When done in the correct circumstances, combining parts saves time and money and improves product quality and longevity. Other advantages of part consolidation are:

• Weight reduction. Using AM, combining parts into a single part results in a lighter-weight part, especially if metal parts are being replaced by a single plastic part with comparable properties. Combining parts eliminates the need for screws or fasteners, making the final part even lighter.
• Reduced assembly and quality control costs. Fewer parts means easier and less time-consuming assembly and faster production, which reduces labor hours, inventory management, and fixturing/tooling. Faster production also gets the final product to market more quickly.  
• Less material waste. Consolidating parts typically reduces the amount of material used in a product. With AM, an exact amount of material is used, resulting in virtually no waste. Lattice structures also create open space within a product. Considering that material-related costs are about 40% of total manufacturing costs, the savings that results from part consolidation is significant.
• Increased reliability. Consolidating multiple parts into a single part greatly reduces the number of potential points of failure (points of contact or joining), reducing the risk of failure. This also reduces maintenance costs over the life of the product.
• Improved performance. Part optimization results in lighter-weight products with improved performance. Properties that can be enhanced include heat flow, strength-to-weight ratio, fluid flow, flexibility, and shock absorption.

Mostly for Assembly

AM allows engineers to consolidate parts into a single engineered part that can fit exactly into smaller and geometrically more challenging spaces in complex assemblies. Sometimes this can actually simplify the geometry of the part.

Design for additive manufacturing (DfAM), which utilizes powerful generative software and other analytical tools such as finite element analysis (FEA), is usually the go-to technology for assembly consolidation, often creating a single final part that can only be manufactured with AM.

Not all assemblies need part consolidation. For example, it is not worth the effort or cost to combine two parts into a single part, but combining 20 or more parts into a single part would lead to far greater efficiencies and savings. Single parts that are lighter-weight compared to the multiple parts they are replacing are especially beneficial in the automotive and aviation industries to improve fuel efficiencies.  

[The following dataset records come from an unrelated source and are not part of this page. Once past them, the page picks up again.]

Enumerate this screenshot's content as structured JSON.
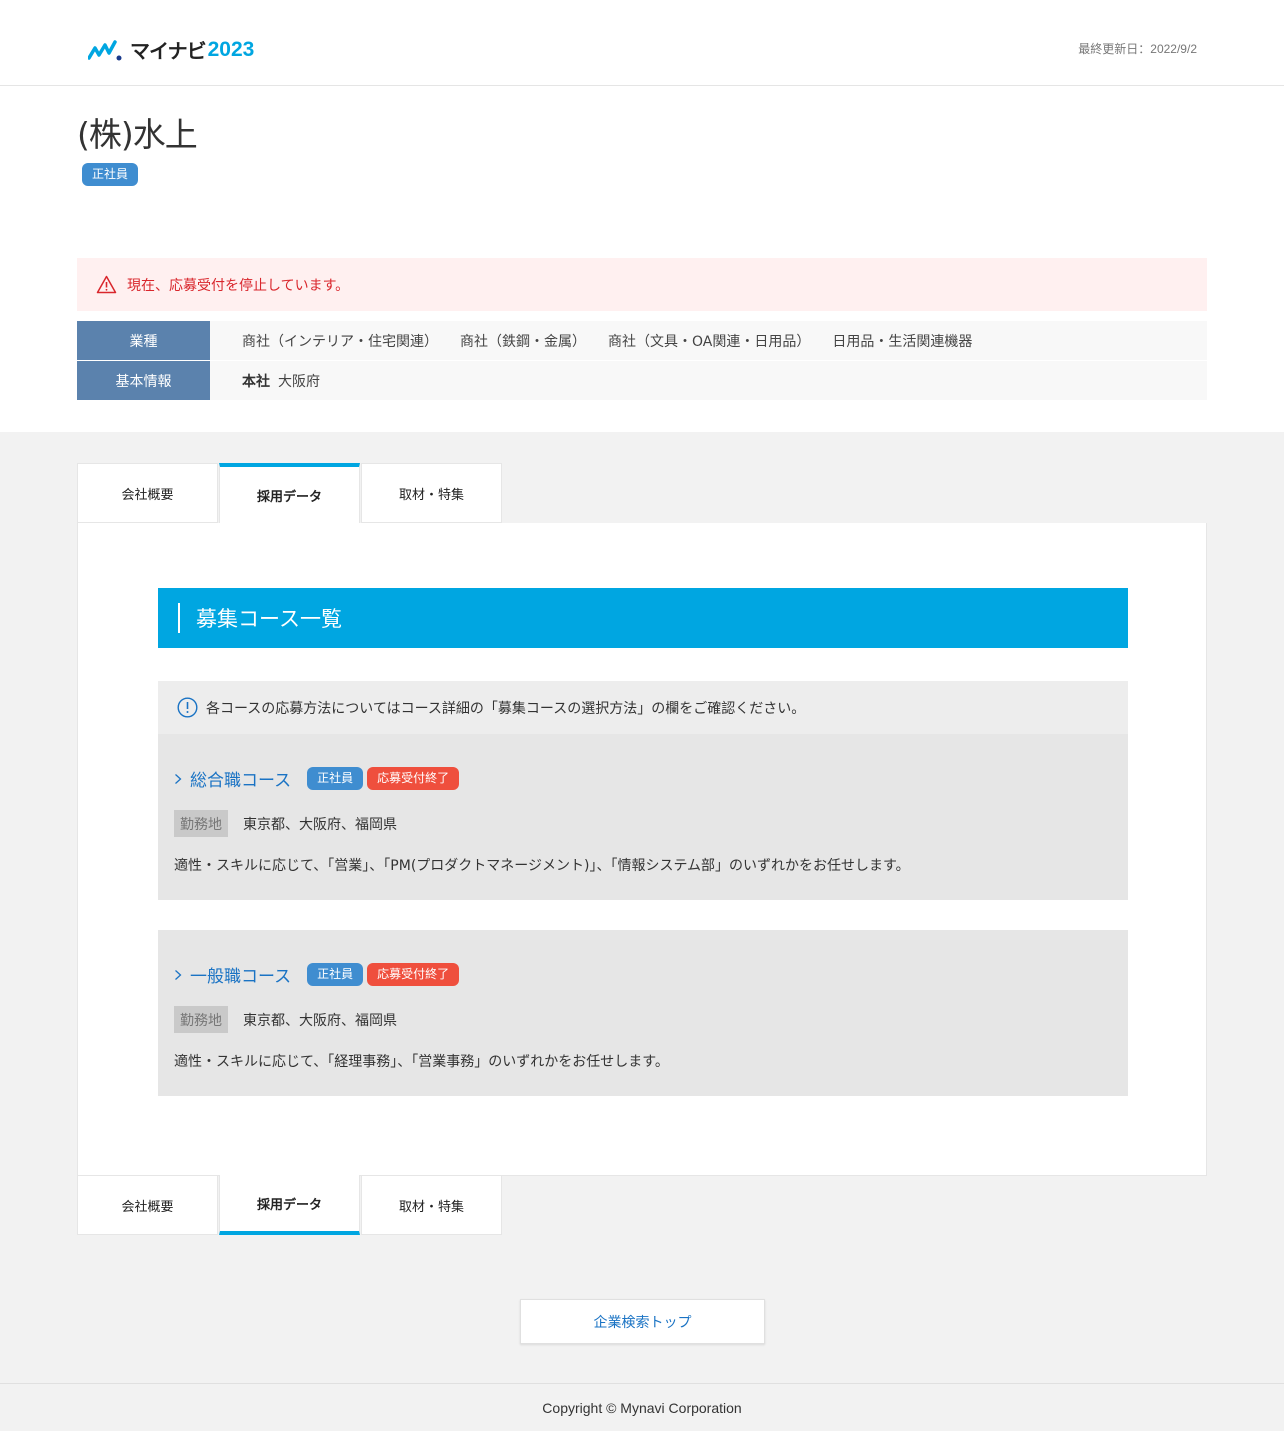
{
  "header": {
    "logo_brand": "マイナビ",
    "logo_year": "2023",
    "updated_label": "最終更新日：",
    "updated_date": "2022/9/2"
  },
  "company": {
    "name": "(株)水上",
    "employment_tag": "正社員"
  },
  "alert": {
    "text": "現在、応募受付を停止しています。"
  },
  "info": {
    "industry_label": "業種",
    "industries": [
      "商社（インテリア・住宅関連）",
      "商社（鉄鋼・金属）",
      "商社（文具・OA関連・日用品）",
      "日用品・生活関連機器"
    ],
    "basic_label": "基本情報",
    "hq_label": "本社",
    "hq_value": "大阪府"
  },
  "tabs": [
    {
      "label": "会社概要"
    },
    {
      "label": "採用データ"
    },
    {
      "label": "取材・特集"
    }
  ],
  "section": {
    "title": "募集コース一覧",
    "notice": "各コースの応募方法についてはコース詳細の「募集コースの選択方法」の欄をご確認ください。"
  },
  "courses": [
    {
      "title": "総合職コース",
      "tag_employment": "正社員",
      "tag_status": "応募受付終了",
      "location_label": "勤務地",
      "location": "東京都、大阪府、福岡県",
      "description": "適性・スキルに応じて、「営業」、「PM(プロダクトマネージメント)」、「情報システム部」のいずれかをお任せします。"
    },
    {
      "title": "一般職コース",
      "tag_employment": "正社員",
      "tag_status": "応募受付終了",
      "location_label": "勤務地",
      "location": "東京都、大阪府、福岡県",
      "description": "適性・スキルに応じて、「経理事務」、「営業事務」のいずれかをお任せします。"
    }
  ],
  "search_top_label": "企業検索トップ",
  "footer": {
    "copyright": "Copyright © Mynavi Corporation"
  },
  "colors": {
    "accent": "#00a6e1",
    "tag_blue": "#3f8dd0",
    "tag_red": "#ef4f3d",
    "alert_red": "#d9262c",
    "link_blue": "#1a73c4"
  }
}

The four main steps for part consolidation are:

1. Select the assembly for consolidation.
2. Use generative design and FEA to test hundreds of possible consolidation designs to find the best solution for the assembly.
3. Use the data from Step 2 to redesign the parts and possibly the assembly to accommodate the geometry of the new single part (or several, depending on the complexity of the parts and their location in the assembly) and any other modifications needed to improve functionality and performance.
4. Retest and validate the new design and parts using FEA to be sure their specifications match the original requirements of the design. Then 3D-print the consolidated design as a prototype or production-ready component.

 

Examples of Consolidation

• General Motors engineers used generative design and modeling to redesign a seat bracket, combining eight parts into one 3D-printed part after going through 150 artificial intelligence (AI)-based design iterations. The final bracket was 40% lighter and 20% stronger than the original part.
• DMG MORI, a manufacturer of machining equipment, redesigned a robotic end effector using generative design and other simulation tools The new design has 60% fewer components, is nearly two-thirds lighter, and has 45% fewer sealing points in the pneumatic system, with handling precision improved by a factor of 16x.
• GE Aviation developed a metal 3D-printed fuel nozzle tip for its LEAP aircraft engine in 2015—since then over 100,000 have been manufactured. The original redesign consolidated 20 separate components into one single 3D-printed part. Today, GE has advanced their process to include using ceramic matrix composite (CMC) materials and AM to make multiple parts.

 

More Design Freedom

Generative design, combined with AM processes, allows engineers to redesign assemblies to have fewer parts, which improves quality by reducing the number of potential failure points; assembly consolidations also result in longer-lasting products. Ultimately, by having the technologies and tools they need to consolidate assemblies and reduce the number of parts, engineers can broaden their design thinking to create components or products that have increased functionality and are more cost-effective to make.
 
Mark Crawford is a science and technology writer based in Corrales, N.M.